Dadores com coração parado em Lisboa O outro despacho que deverá garantir, no futuro, maior colheita de órgãos tem a ver com a chamada doação de coração parado. Até 2016, apenas eram colhidos órgãos em doentes que se encontravam em morte cerebral e permaneciam em suporte artificial de vida. A partir desse ano começou uma experiência-piloto no Hospital de São João com dadores falecidos em paragem cardiocirculatória, por exemplo, uma situação de enfarte potencialmente fatal que ocorra fora do hospital. Para que a colheita possa acontecer é vital uma articulação entre os hospitais e a assistência pré-hospitalar, e depois do sucesso no São João – um ano após a implementação tinham sido realizados 30 transplantes, mais do dobro face ao que estava previsto –, o programa vai ser agora estendido a Lisboa, ao Hospital de São José e a Santa Maria.

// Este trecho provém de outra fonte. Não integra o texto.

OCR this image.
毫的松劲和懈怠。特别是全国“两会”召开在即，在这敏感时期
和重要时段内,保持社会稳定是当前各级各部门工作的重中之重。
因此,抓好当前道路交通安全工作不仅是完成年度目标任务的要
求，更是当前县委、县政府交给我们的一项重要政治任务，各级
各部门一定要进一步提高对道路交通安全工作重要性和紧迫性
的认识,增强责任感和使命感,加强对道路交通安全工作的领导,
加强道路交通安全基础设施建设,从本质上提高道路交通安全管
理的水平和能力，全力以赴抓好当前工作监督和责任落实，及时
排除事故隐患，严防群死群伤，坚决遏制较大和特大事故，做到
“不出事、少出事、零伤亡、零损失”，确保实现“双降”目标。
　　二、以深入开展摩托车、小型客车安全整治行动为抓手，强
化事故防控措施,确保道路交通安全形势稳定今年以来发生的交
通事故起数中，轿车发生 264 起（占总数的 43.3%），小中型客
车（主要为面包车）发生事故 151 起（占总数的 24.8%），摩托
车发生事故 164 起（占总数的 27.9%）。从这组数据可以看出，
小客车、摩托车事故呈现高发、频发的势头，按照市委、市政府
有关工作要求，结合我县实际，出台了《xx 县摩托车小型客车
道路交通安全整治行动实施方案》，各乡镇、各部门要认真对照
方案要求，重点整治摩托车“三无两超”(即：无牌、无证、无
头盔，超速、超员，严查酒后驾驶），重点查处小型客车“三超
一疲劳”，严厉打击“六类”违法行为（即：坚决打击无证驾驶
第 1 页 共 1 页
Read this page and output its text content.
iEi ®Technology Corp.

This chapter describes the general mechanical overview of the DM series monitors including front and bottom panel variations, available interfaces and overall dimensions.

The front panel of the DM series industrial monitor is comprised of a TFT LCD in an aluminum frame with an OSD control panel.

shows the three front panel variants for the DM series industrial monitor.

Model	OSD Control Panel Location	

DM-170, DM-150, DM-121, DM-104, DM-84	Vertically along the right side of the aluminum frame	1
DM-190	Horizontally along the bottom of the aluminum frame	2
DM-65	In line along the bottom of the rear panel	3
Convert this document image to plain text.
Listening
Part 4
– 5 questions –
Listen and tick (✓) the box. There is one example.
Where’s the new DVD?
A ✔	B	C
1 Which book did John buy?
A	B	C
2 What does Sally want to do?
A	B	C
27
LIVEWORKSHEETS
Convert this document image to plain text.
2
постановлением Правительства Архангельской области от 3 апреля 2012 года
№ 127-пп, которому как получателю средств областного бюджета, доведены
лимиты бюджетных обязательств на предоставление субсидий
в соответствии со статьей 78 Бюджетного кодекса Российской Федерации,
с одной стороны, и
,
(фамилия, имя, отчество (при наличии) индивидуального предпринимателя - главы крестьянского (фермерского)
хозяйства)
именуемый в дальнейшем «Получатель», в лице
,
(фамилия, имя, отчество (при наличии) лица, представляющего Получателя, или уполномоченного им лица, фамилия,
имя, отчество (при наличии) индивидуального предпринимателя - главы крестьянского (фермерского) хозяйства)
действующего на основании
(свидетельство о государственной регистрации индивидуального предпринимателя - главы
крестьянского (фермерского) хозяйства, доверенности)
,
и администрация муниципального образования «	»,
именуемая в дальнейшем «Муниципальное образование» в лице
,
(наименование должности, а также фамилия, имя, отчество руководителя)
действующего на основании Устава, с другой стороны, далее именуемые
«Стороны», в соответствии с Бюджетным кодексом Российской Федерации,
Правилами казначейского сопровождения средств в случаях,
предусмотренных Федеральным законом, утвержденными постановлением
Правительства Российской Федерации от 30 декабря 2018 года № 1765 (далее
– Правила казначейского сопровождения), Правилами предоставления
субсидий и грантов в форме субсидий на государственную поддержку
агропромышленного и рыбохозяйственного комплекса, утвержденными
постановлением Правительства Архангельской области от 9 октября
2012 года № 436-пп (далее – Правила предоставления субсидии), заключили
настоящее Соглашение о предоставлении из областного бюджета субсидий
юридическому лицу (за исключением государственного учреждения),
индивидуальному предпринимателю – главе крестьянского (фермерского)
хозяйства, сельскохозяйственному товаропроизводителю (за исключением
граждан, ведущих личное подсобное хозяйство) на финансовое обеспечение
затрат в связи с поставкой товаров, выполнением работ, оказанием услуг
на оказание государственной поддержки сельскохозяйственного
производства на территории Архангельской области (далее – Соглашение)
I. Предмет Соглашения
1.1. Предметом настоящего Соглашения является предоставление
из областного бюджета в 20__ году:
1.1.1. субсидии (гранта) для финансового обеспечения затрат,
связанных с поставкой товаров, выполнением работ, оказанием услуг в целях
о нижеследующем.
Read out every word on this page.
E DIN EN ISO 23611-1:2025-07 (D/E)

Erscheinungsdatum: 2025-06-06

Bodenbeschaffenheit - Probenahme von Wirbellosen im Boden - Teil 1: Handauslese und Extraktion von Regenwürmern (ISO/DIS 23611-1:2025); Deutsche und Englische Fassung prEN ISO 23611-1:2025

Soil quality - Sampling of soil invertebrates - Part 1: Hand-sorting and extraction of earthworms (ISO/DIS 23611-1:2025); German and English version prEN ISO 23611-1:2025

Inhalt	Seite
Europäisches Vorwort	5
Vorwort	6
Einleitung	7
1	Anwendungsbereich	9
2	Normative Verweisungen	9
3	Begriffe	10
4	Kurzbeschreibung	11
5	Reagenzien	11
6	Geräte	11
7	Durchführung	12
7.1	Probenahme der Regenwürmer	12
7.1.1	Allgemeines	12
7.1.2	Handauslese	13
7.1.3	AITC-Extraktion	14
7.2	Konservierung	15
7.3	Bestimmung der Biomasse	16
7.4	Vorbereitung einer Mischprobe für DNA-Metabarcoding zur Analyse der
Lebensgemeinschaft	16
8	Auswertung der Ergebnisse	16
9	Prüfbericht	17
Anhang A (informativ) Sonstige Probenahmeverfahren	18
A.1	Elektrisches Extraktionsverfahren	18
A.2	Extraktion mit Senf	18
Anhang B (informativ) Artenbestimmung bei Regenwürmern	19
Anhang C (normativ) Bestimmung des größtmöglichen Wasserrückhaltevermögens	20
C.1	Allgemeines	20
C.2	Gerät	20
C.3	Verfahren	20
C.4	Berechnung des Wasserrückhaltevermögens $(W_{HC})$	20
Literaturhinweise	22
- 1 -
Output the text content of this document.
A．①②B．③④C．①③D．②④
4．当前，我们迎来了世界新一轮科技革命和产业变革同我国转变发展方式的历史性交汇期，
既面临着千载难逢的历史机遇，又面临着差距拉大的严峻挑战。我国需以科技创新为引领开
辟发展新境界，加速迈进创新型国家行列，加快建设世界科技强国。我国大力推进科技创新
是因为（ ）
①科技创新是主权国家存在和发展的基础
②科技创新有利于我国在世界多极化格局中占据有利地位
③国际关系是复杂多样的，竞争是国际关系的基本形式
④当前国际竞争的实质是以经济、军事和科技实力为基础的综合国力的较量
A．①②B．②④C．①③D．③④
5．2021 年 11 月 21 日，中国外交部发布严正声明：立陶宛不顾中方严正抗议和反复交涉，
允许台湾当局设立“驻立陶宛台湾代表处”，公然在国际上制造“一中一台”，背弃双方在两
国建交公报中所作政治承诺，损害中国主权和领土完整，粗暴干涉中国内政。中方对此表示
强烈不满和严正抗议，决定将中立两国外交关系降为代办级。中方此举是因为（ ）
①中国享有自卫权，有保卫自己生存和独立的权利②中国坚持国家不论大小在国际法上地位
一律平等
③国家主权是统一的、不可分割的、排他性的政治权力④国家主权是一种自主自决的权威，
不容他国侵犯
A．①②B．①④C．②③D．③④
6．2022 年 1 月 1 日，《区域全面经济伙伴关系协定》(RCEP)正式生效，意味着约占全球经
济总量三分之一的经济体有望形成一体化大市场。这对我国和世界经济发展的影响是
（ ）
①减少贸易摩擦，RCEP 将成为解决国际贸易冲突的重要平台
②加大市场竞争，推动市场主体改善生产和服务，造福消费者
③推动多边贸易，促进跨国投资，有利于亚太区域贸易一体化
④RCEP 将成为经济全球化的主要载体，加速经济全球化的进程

No ano passado, do total de 351 dadores falecidos, 21 estavam em paragem cardiocirculatória, número que deverá aumentar este ano.
João Paulo Almeida e Sousa explica que este programa não abre só mais oportunidades de doação, mas pode ajudar à sobrevivência em alguns casos, já que pressupõe o acesso à técnica de oxigenação por membrana extracorpórea, que permite manter os órgãos oxigenados quando o coração está parado.
Na área da transplantação renal, a novidade é então o protocolo de cooperação internacional através da South Transplant Alliance. João Paulo Almeida e Sousa explica que a participação portuguesa no projeto, para já para intercâmbio da doação cruzada de rim com Espanha, será formalizada nas próximas semanas. “A procura de pares de dadores-recetores de dadores passa a ter uma base maior”, diz o médico. Por agora, os potenciais dadores têm de ser sempre alguém relacionado com o doente, seja o cônjuge, um amigo ou familiar. “Ao colocarmos os nossos pares de dadores-recetores que não são compatíveis entre si nesta base internacional, a probabilidade de encontrarmos situações compatíveis é maior.”
Tudo formas de dar a volta à falta de órgãos. No caso do transplante renal há cerca de 2 mil doentes em lista de espera, número que tem tido poucas oscilações. “Há alguns anos, a maior parte dos dadores eram indivíduos jovens, vítimas de traumatismo em consequência de acidentes de viação”, lembra João Paulo Almeida e Sousa. No espaço de uma década, os dadores vítimas de acidentes passaram de 80% a 20% do total, passando a ser dominantes os dadores que morreram em sequência de AVC. A melhoria quer na prevenção do acidente vascular cerebral quer na resposta de emergência e recuperação faz com que a mortalidade por esta causa tenda a diminuir. João Paulo Almeida e Sousa sublinha, assim, que os motivos que levam a procurar novas soluções são socialmente positivos, mas tornam a atividade de transplantação cada vez mais exigente.
À procura da autossustentabilidade Outro dos objetivos para este ano é diminuir o recurso à importação de tecidos. É o caso de córneas ou tendões, áreas em que Almeida e Sousa acredita que o país pode ser autossustentável. Todos os anos são feitos cerca de 900 transplantes de córnea e em 2017 foram importadas 200. Avançar para a cultura de córnea, técnica que permite conservar o tecido durante um mês, quando hoje tem de ser usado numa semana, é a meta para 2018. Vai ser criada uma sala especial para esse efeito no banco de tecidos do Hospital Pulido Valente, num investimento de 150 mil euros.